Maybe it was because we were exhausted and had no idea what day it was. Maybe it was because the Australians were on their winter school holiday, so the place was crawling with itty-bitty kiddos. Maybe I’d overhyped this place. Maybe…just maybe…our boys have outgrown science museums (Russ and I were truly saddened at this possibility). Regardless, we were in and out of the Powerhouse much faster than I’d anticipated.

[Revisiting the MAAS website now, however, makes me realize we just hit this place at the wrong time. While there were some bizarre exhibits (“The Ideal Home“, for instance), there were some really cool things, too.
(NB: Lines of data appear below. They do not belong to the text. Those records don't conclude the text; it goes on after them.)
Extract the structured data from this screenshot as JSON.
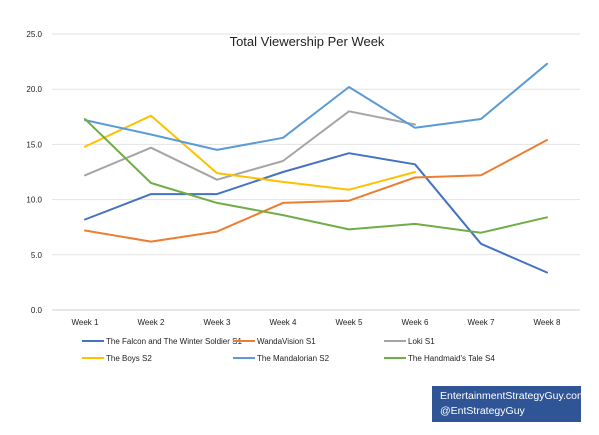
{
  "chart_data": {
    "type": "line",
    "title": "Total Viewership Per Week",
    "xlabel": "",
    "ylabel": "",
    "categories": [
      "Week 1",
      "Week 2",
      "Week 3",
      "Week 4",
      "Week 5",
      "Week 6",
      "Week 7",
      "Week 8"
    ],
    "ylim": [
      0,
      25
    ],
    "yticks": [
      "0.0",
      "5.0",
      "10.0",
      "15.0",
      "20.0",
      "25.0"
    ],
    "grid": true,
    "legend_position": "bottom",
    "series": [
      {
        "name": "The Falcon and The Winter Soldier S1",
        "color": "#4472c4",
        "values": [
          8.2,
          10.5,
          10.5,
          12.5,
          14.2,
          13.2,
          6.0,
          3.4
        ]
      },
      {
        "name": "WandaVision S1",
        "color": "#ed7d31",
        "values": [
          7.2,
          6.2,
          7.1,
          9.7,
          9.9,
          12.0,
          12.2,
          15.4
        ]
      },
      {
        "name": "Loki S1",
        "color": "#a5a5a5",
        "values": [
          12.2,
          14.7,
          11.8,
          13.5,
          18.0,
          16.8,
          null,
          null
        ]
      },
      {
        "name": "The Boys S2",
        "color": "#ffc000",
        "values": [
          14.8,
          17.6,
          12.4,
          11.6,
          10.9,
          12.5,
          null,
          null
        ]
      },
      {
        "name": "The Mandalorian S2",
        "color": "#5b9bd5",
        "values": [
          17.2,
          15.9,
          14.5,
          15.6,
          20.2,
          16.5,
          17.3,
          22.3
        ]
      },
      {
        "name": "The Handmaid's Tale S4",
        "color": "#70ad47",
        "values": [
          17.3,
          11.5,
          9.7,
          8.6,
          7.3,
          7.8,
          7.0,
          8.4
        ]
      }
    ]
  },
  "source": {
    "line1": "EntertainmentStrategyGuy.com",
    "line2": "@EntStrategyGuy"
  }
}
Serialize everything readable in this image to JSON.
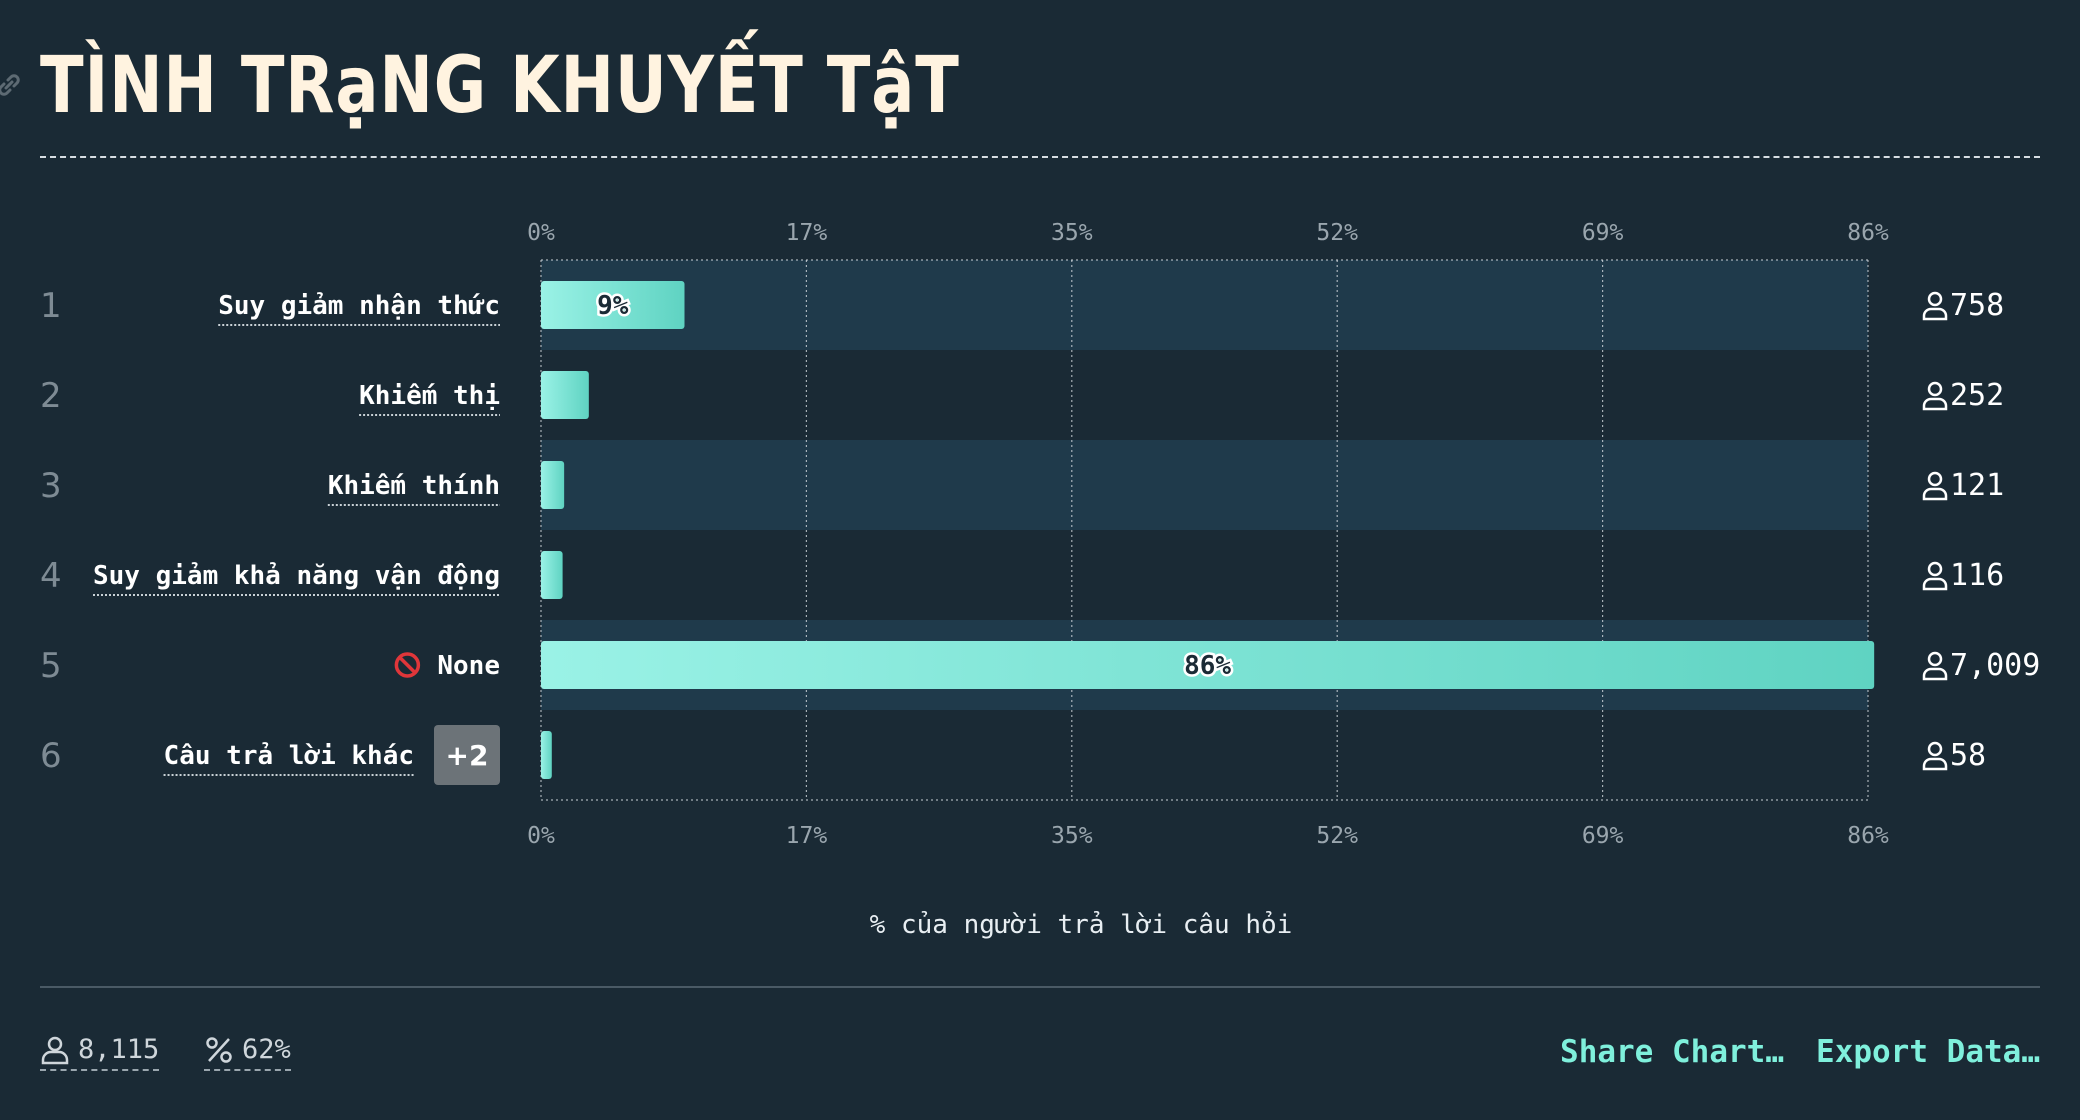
{
  "title": "TÌNH TRạNG KHUYẾT TậT",
  "colors": {
    "background": "#1a2a35",
    "bar_start": "#9af2e6",
    "bar_end": "#5fd3c2",
    "accent": "#7ff0dc"
  },
  "chart_data": {
    "type": "bar",
    "orientation": "horizontal",
    "xlabel": "% của người trả lời câu hỏi",
    "xlim": [
      0,
      86
    ],
    "xticks": [
      "0%",
      "17%",
      "35%",
      "52%",
      "69%",
      "86%"
    ],
    "categories": [
      "Suy giảm nhận thức",
      "Khiếm thị",
      "Khiếm thính",
      "Suy giảm khả năng vận động",
      "None",
      "Câu trả lời khác"
    ],
    "ranks": [
      "1",
      "2",
      "3",
      "4",
      "5",
      "6"
    ],
    "values": [
      9.3,
      3.1,
      1.5,
      1.4,
      86.4,
      0.7
    ],
    "value_labels": [
      "9%",
      "",
      "",
      "",
      "86%",
      ""
    ],
    "counts": [
      "758",
      "252",
      "121",
      "116",
      "7,009",
      "58"
    ],
    "icons": [
      "",
      "",
      "",
      "",
      "no-entry-icon",
      ""
    ],
    "more_badge": "+2",
    "grid": true
  },
  "footer": {
    "respondents": "8,115",
    "response_rate": "62%",
    "share_label": "Share Chart…",
    "export_label": "Export Data…"
  }
}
Like The Wiggles exhibit…I mean, like the vertigo inducing Zero Gravity Space Lab.]

(not the Zero Gravity thing…just a cool prism thingy)
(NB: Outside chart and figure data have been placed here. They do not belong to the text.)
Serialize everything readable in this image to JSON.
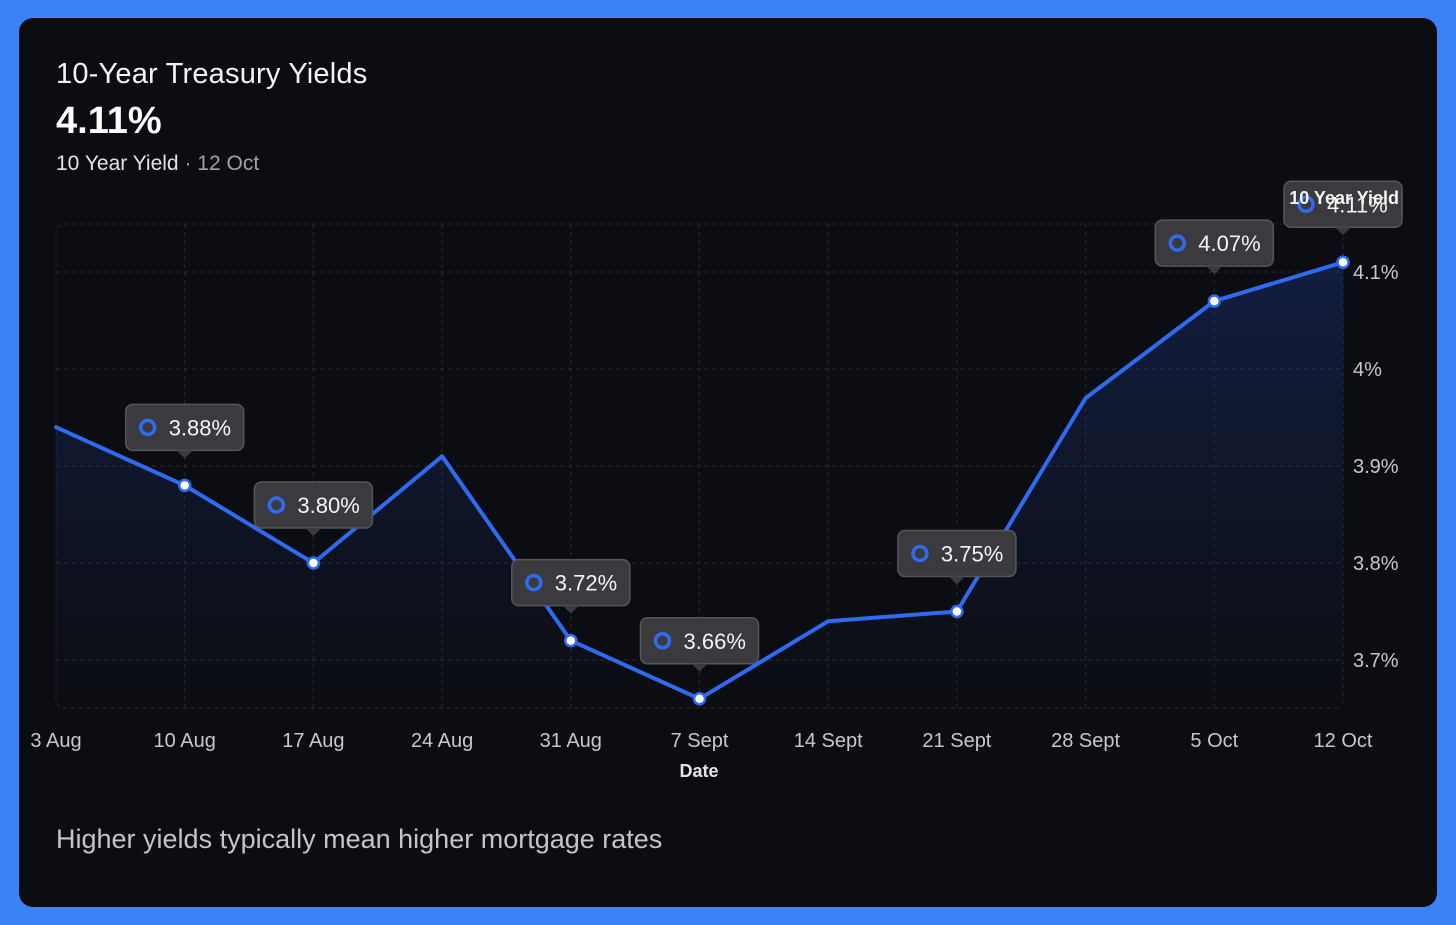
{
  "header": {
    "title": "10-Year Treasury Yields",
    "current_value": "4.11%",
    "series_label": "10 Year Yield",
    "separator": " · ",
    "date_label": "12 Oct"
  },
  "footer": {
    "note": "Higher yields typically mean higher mortgage rates"
  },
  "colors": {
    "frame": "#3b82f6",
    "card": "#0c0d12",
    "line": "#2f6bf0",
    "tooltip_bg": "#3a3a3f",
    "tooltip_border": "#55555c"
  },
  "chart_data": {
    "type": "line",
    "xlabel": "Date",
    "ylabel": "",
    "x": [
      "3 Aug",
      "10 Aug",
      "17 Aug",
      "24 Aug",
      "31 Aug",
      "7 Sept",
      "14 Sept",
      "21 Sept",
      "28 Sept",
      "5 Oct",
      "12 Oct"
    ],
    "series": [
      {
        "name": "10 Year Yield",
        "values": [
          3.94,
          3.88,
          3.8,
          3.91,
          3.72,
          3.66,
          3.74,
          3.75,
          3.97,
          4.07,
          4.11
        ]
      }
    ],
    "y_ticks": [
      "3.7%",
      "3.8%",
      "3.9%",
      "4%",
      "4.1%"
    ],
    "y_tick_values": [
      3.7,
      3.8,
      3.9,
      4.0,
      4.1
    ],
    "ylim": [
      3.66,
      4.15
    ],
    "grid": true,
    "y_axis_side": "right",
    "annotations": [
      {
        "index": 1,
        "label": "3.88%"
      },
      {
        "index": 2,
        "label": "3.80%"
      },
      {
        "index": 4,
        "label": "3.72%"
      },
      {
        "index": 5,
        "label": "3.66%"
      },
      {
        "index": 7,
        "label": "3.75%"
      },
      {
        "index": 9,
        "label": "4.07%"
      },
      {
        "index": 10,
        "label": "4.11%"
      }
    ]
  }
}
From the Powerhouse Museum, we took an Uber to The Rocks and set out to find a lunch venue.

Australia has a very unique history; the British–once they’d discovered there was a giant mass of land way down there in the Southern hemisphere–decided it was a great place to ship out some of their convicts…a destination prison, if you will. Despite what most folks think, these convicts weren’t all that terribly dangerous; people were sent to the prison colony for petty crimes like stealing a bag of sugar or cutting down a tree. Sending criminals to Australia was actually a way for the British to remove a segment of their population that the Brits had deemed were less than desirable due to their poverty levels. Not the best moment for Great Britain.

Anyway, the remnants of the prison colony are in the area now called The Rocks, and The Rocks was our next stop for the day. But first, lunch.

I think we ate our weight in guacamole and queso at the El Camino Cantina

After lunch, we walked around The Rocks a bit; it’s one of the oldest areas in Sydney and is filled with quaint European-ish buildings and cobblestone streets. The area also stands in the shadow of the Sydney Harbour Bridge.

If you turn around, you’ll also find yourself (somewhat) face-to-face with another Sydney icon: its Opera House. We walked a little ways around Circular Quay to get better views.

We made a pit stop for the boys to get some ice cream and then we headed up to the fabulous Blu Bar on the 36th floor of the Shangri La hotel. While the Blu Bar technically wasn’t open yet, the Aussies once again proved they are the nicest, most accommodating folks on the planet by humoring us and even serving us a drink. Bonus points for the Barbie Themed Tea Party going on in the lobby, too…

HTH Dominoes hard at work

After the Shangri-La and a bit more ambling around, we were once again running on fumes, so we headed back to the apartment. Russ set out to find a market for wine and snacks, and he came back praising the little neighborhood and all it had to offer. It felt like a perfect October night, and we all piled up on the sofa to watch a movie, marveling that we were halfway around the planet from our home.

We were smitten with Sydney already.